Gümrük tarifeleri ne anlama geliyor?
Trump’ın tarifeleri devreye sokması, küresel piyasalarda 5,4 trilyon dolarlık bir erimeye neden oldu. Fed Başkanı Powell’ın temkinli söylemleri ve Hazine Bakanı Bessent’in “yeni vergiler gerekli” çıkışı ise yatırımcılara güven vermekten uzak kaldı. Sonuç: Piyasalar bu gelişmeleri ‘negatif sürpriz’ olarak fiyatladı ve risk algısı dramatik biçimde bozuldu.
Ancak burada kesinleşmiş bir senaryodan bahsetmek zor. Geçmişte Trump’ın tarifelerinin yalnızca %22’si gerçekten hayata geçirildi. Bu da, ABD iç siyasetinden gelen baskıların ilerleyen süreçte tarifeleri geri çekme olasılığını gündeme getirebileceğini gösteriyor. Türkiye’nin ticaretteki konumu: Avantaj mı, risk mi?
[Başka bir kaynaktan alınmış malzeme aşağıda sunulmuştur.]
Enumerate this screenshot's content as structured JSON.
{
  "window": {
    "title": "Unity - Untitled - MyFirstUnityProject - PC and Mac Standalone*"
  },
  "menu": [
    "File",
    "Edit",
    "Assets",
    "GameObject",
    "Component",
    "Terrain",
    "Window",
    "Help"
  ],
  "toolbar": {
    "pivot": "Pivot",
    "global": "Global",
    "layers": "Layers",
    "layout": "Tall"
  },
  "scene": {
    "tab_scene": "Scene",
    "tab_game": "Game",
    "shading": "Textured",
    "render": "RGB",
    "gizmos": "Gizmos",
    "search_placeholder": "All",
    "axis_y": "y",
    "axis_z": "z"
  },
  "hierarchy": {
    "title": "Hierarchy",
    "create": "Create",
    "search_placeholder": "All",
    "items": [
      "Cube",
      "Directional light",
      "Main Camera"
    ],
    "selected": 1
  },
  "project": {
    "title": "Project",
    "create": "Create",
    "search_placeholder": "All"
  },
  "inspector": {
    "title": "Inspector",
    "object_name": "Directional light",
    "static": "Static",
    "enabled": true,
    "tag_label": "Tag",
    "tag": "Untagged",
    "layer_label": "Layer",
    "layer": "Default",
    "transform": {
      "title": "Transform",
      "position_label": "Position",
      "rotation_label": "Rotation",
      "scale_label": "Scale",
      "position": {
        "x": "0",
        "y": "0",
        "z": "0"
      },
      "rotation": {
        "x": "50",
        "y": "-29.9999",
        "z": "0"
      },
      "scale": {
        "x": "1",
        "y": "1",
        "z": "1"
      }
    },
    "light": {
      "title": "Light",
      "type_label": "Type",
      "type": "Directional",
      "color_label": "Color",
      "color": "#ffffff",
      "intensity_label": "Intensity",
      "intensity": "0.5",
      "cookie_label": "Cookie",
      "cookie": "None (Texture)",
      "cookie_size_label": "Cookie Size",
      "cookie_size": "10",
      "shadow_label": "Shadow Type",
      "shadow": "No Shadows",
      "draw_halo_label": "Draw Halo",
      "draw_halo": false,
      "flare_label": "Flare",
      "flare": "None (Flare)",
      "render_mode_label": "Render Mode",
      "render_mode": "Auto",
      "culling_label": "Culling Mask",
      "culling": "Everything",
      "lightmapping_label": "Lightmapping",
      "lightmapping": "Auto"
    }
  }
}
2024 yılında Türkiye, ABD’ye 16,4 milyar dolarlık ihracat yaptı. Otomotiv, makineler, tekstil ve kimya ürünleri başı çekerken, dış ticaretin 65 faslında fazla verildi. Yeni tarifelerde Türkiye’ye uygulanan %10’luk oran; AB’nin %20, Japonya’nın %24 gibi yüksek oranlarına kıyasla düşük kaldı. Bu fark, Türkiye açısından kısa vadede rekabet avantajı anlamına geliyor. Ancak bu avantajın sürdürülebilirliği, küresel maliyet şokları, kur geçişkenliği ve iç enflasyonist baskılar gibi birçok değişkene bağlı.
Küresel kırılganlık dalgası Türkiye’yi nasıl etkileyebilir?
1-Kur ve enflasyon baskısı:
Döviz kuru geçişkenliğinin yüksek olduğu Türkiye’de, ithal girdiye dayalı üretim modeli fiyat artışlarını hızla içeride hissettiriyor. Bu da enflasyonla mücadeleyi zorlaştırıyor, para politikasını sıkılaştırma yönünde baskı yaratıyor.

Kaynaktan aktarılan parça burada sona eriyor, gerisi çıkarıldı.